Unfortunately, you don’t have to look very hard before you find people who don’t care. The Weekly Standard recently published an excerpt of Andrew Ferguson’s new afterword for the 25th anniversary of The Closing of the American Mind. I found it interesting enough that I’m going to go read Allan Bloom’s book, and I’m looking forward to it. It also, unsurprisingly, encouraged fevered reactionary tripe from Commentary Magazine’s Peter Wehner. Here’s the core of his arguement:
It’s quite true that an unwillingness to believe in objective moral truth is widespread in the academy and among those on the left — but only on certain issues. On other matters –gay rights and same-sex marriage, race-based affirmative action, a constitutional right to an abortion, gun control, Enhanced Interrogation Techniques, Guantanamo Bay, rendition, the right to a Palestinian state, anthropological global warming, the Tea Party v. the Occupy Wall Street movement, Rush Limbaugh v. Sandra Fluke, and others — those on the left don’t believe truth is relative. They believe, in fact, that their positions are right, moral, and objectively true and better.

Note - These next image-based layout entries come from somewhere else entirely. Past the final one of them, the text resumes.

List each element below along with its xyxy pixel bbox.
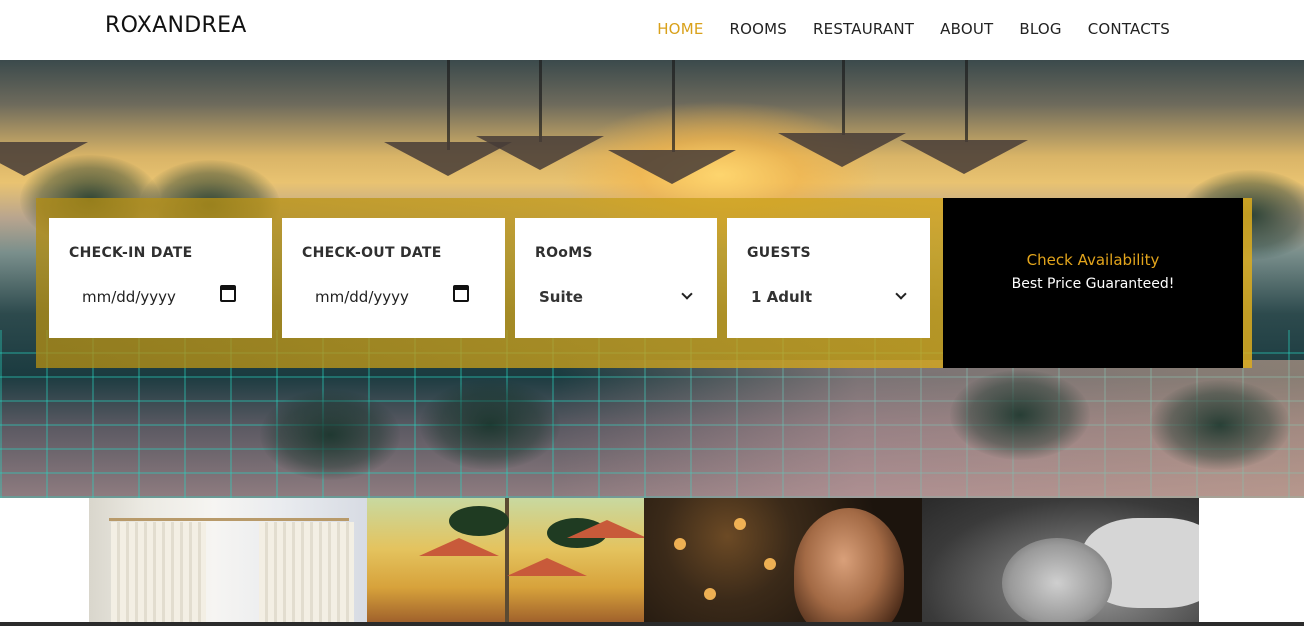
umbrella-pole — [672, 60, 675, 152]
palm-silhouette — [1150, 380, 1290, 470]
bokeh-light — [674, 538, 686, 550]
nav-about[interactable]: ABOUT — [940, 20, 993, 38]
umbrella-shape — [476, 136, 604, 170]
calendar-icon[interactable] — [220, 285, 236, 302]
rooms-label: ROoMS — [535, 245, 593, 261]
check-availability-button[interactable]: Check Availability Best Price Guaranteed… — [943, 198, 1243, 368]
woman-sleeping — [1001, 538, 1112, 626]
site-logo[interactable]: ROXANDREA — [105, 13, 247, 38]
guests-select[interactable]: 1 Adult — [751, 288, 812, 306]
main-nav: HOME ROOMS RESTAURANT ABOUT BLOG CONTACT… — [657, 20, 1170, 38]
checkout-label: CHECK-OUT DATE — [302, 245, 442, 261]
nav-rooms[interactable]: ROOMS — [730, 20, 788, 38]
pool-thumbnail[interactable] — [366, 498, 644, 626]
site-header: ROXANDREA HOME ROOMS RESTAURANT ABOUT BL… — [0, 0, 1304, 60]
umbrella-pole — [965, 60, 968, 142]
nav-contacts[interactable]: CONTACTS — [1088, 20, 1170, 38]
umbrella-shape — [900, 140, 1028, 174]
calendar-icon[interactable] — [453, 285, 469, 302]
checkin-field: CHECK-IN DATE mm/dd/yyyy — [49, 218, 272, 338]
nav-restaurant[interactable]: RESTAURANT — [813, 20, 914, 38]
best-price-label: Best Price Guaranteed! — [1011, 276, 1175, 292]
rooms-select[interactable]: Suite — [539, 288, 583, 306]
page-bottom-bar — [0, 622, 1304, 626]
umbrella-shape — [418, 538, 499, 556]
curtain — [259, 522, 354, 626]
room-thumbnail[interactable] — [89, 498, 367, 626]
umbrella-shape — [566, 520, 644, 538]
spa-thumbnail[interactable] — [921, 498, 1199, 626]
checkin-date-input[interactable]: mm/dd/yyyy — [82, 288, 176, 306]
check-availability-label: Check Availability — [1026, 251, 1160, 269]
palm-silhouette — [950, 370, 1090, 460]
curtain-rod — [109, 518, 349, 521]
feature-thumbnails — [89, 498, 1199, 626]
umbrella-pole — [539, 60, 542, 142]
bokeh-light — [764, 558, 776, 570]
chevron-down-icon[interactable] — [681, 288, 693, 300]
nav-home[interactable]: HOME — [657, 20, 703, 38]
chevron-down-icon[interactable] — [895, 288, 907, 300]
checkout-date-input[interactable]: mm/dd/yyyy — [315, 288, 409, 306]
umbrella-pole — [447, 60, 450, 150]
checkin-label: CHECK-IN DATE — [69, 245, 193, 261]
umbrella-pole — [842, 60, 845, 135]
umbrella-shape — [608, 150, 736, 184]
guests-field: GUESTS 1 Adult — [727, 218, 930, 338]
bokeh-light — [704, 588, 716, 600]
booking-form: CHECK-IN DATE mm/dd/yyyy CHECK-OUT DATE … — [36, 198, 1252, 368]
dining-thumbnail[interactable] — [644, 498, 922, 626]
checkout-field: CHECK-OUT DATE mm/dd/yyyy — [282, 218, 505, 338]
bokeh-light — [734, 518, 746, 530]
nav-blog[interactable]: BLOG — [1019, 20, 1061, 38]
palm-tree — [448, 506, 509, 536]
curtain — [111, 522, 206, 626]
umbrella-shape — [506, 558, 587, 576]
palm-silhouette — [420, 380, 560, 470]
rooms-field: ROoMS Suite — [515, 218, 717, 338]
woman-dining — [794, 508, 904, 626]
palm-silhouette — [260, 390, 400, 480]
guests-label: GUESTS — [747, 245, 811, 261]
umbrella-shape — [778, 133, 906, 167]
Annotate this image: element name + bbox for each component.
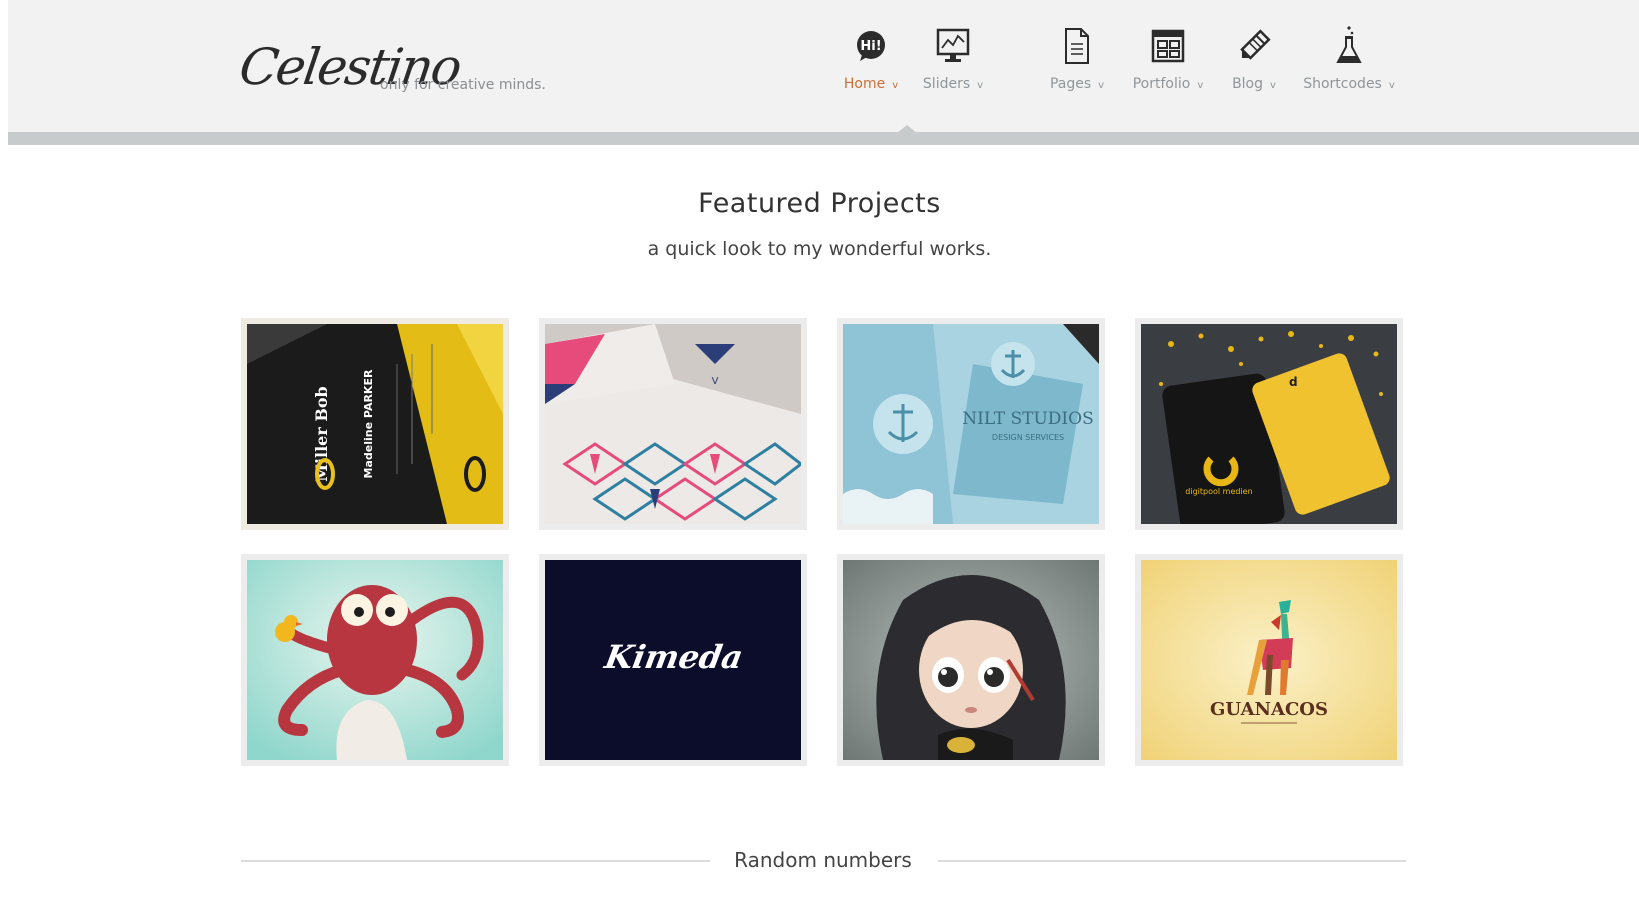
flask-icon — [1329, 26, 1369, 66]
nav-item-blog[interactable]: Blog v — [1228, 26, 1280, 101]
nav-label-pages: Pages — [1049, 76, 1092, 92]
portfolio-thumbnail: GUANACOS — [1141, 560, 1397, 760]
nav-item-home[interactable]: Hi! Home v — [841, 26, 901, 101]
chevron-down-icon: v — [977, 80, 984, 91]
nav-label-blog: Blog — [1232, 76, 1264, 92]
portfolio-item-octopus[interactable] — [241, 554, 509, 766]
portfolio-item-girl-illustration[interactable] — [837, 554, 1105, 766]
portfolio-item-digitpool[interactable]: digitpool medien d — [1135, 318, 1403, 530]
nav-item-pages[interactable]: Pages v — [1048, 26, 1106, 101]
chevron-down-icon: v — [1098, 80, 1105, 91]
section-subtitle: a quick look to my wonderful works. — [647, 238, 992, 260]
section-heading-random-numbers: Random numbers — [734, 848, 912, 872]
nav-item-sliders[interactable]: Sliders v — [920, 26, 986, 101]
card-brand-text: V — [712, 376, 719, 387]
portfolio-thumbnail — [247, 560, 503, 760]
portfolio-thumbnail — [843, 560, 1099, 760]
monitor-chart-icon — [933, 26, 973, 66]
chevron-down-icon: v — [892, 80, 899, 91]
card-brand-text: Miller Bob — [312, 386, 331, 482]
svg-text:d: d — [1289, 375, 1298, 389]
document-icon — [1057, 26, 1097, 66]
portfolio-item-pink-cards[interactable]: V — [539, 318, 807, 530]
card-brand-text: GUANACOS — [1210, 699, 1328, 720]
divider-line-right — [938, 860, 1406, 862]
layout-grid-icon — [1148, 26, 1188, 66]
card-brand-text: Kimeda — [601, 638, 746, 676]
portfolio-thumbnail: NILT STUDIOS DESIGN SERVICES — [843, 324, 1099, 524]
nav-label-sliders: Sliders — [922, 76, 971, 92]
portfolio-item-guanacos[interactable]: GUANACOS — [1135, 554, 1403, 766]
nav-label-portfolio: Portfolio — [1132, 76, 1191, 92]
svg-text:Hi!: Hi! — [860, 39, 881, 54]
nav-label-shortcodes: Shortcodes — [1303, 76, 1382, 92]
nav-item-shortcodes[interactable]: Shortcodes v — [1300, 26, 1398, 101]
chevron-down-icon: v — [1270, 80, 1276, 91]
portfolio-thumbnail: Miller Bob Madeline PARKER — [247, 324, 503, 524]
portfolio-item-miller-bob[interactable]: Miller Bob Madeline PARKER — [241, 318, 509, 530]
portfolio-thumbnail: digitpool medien d — [1141, 324, 1397, 524]
portfolio-thumbnail: V — [545, 324, 801, 524]
card-brand-text: digitpool medien — [1185, 487, 1252, 496]
portfolio-item-kimeda[interactable]: Kimeda — [539, 554, 807, 766]
divider-line-left — [241, 860, 710, 862]
active-nav-indicator — [897, 125, 917, 133]
card-brand-text: NILT STUDIOS — [962, 409, 1093, 429]
portfolio-item-nilt-studios[interactable]: NILT STUDIOS DESIGN SERVICES — [837, 318, 1105, 530]
site-tagline: only for creative minds. — [380, 77, 546, 93]
header-bottom-bar — [8, 132, 1639, 145]
portfolio-thumbnail: Kimeda — [545, 560, 801, 760]
section-title: Featured Projects — [698, 188, 941, 219]
chevron-down-icon: v — [1197, 80, 1204, 91]
hi-bubble-icon: Hi! — [851, 26, 891, 66]
card-sub-text: DESIGN SERVICES — [992, 433, 1064, 442]
chevron-down-icon: v — [1388, 80, 1395, 91]
pencil-icon — [1234, 26, 1274, 66]
card-person-text: Madeline PARKER — [362, 369, 375, 478]
nav-label-home: Home — [843, 76, 886, 92]
nav-item-portfolio[interactable]: Portfolio v — [1130, 26, 1206, 101]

One question and one point for Mr. Wehner:
- Where do you get this picture of ideological coherence? For instance, I’m far to the “left” of most people I know, but I’m suspicious of affirmative action of any kind and gun control laws. Putting myself aside, it would be miserly to declare liberal support of Israel anything less than “robust”, writers in The New Republic, New York Times, and The Atlantic (to name just a very, very few) have been avid in their support for all manner of “anti-terror” policies, and writers at those same institutions were intensely critical of Occupy (particularly when it first began). These are just some small examples. Perhaps none of them go as far as you might like, but that seems less like an ideological gulf between you and they and more like differences that could be mediated over a stiff drink. More to the point, the “left” contains all kinds, as does “the right”.
- If relativists stop being relativists because they believe in “objective” values like gay rights, then they’re not relativists. You can’t have it both ways. Your complaint is the much more pedestrian, “they aren’t always good at articulating their overarching moral philosophy”. I’ll even give you that: Kant/Rawls/Locke/pick your poison is a hell of a lot harder than the Bible, dude.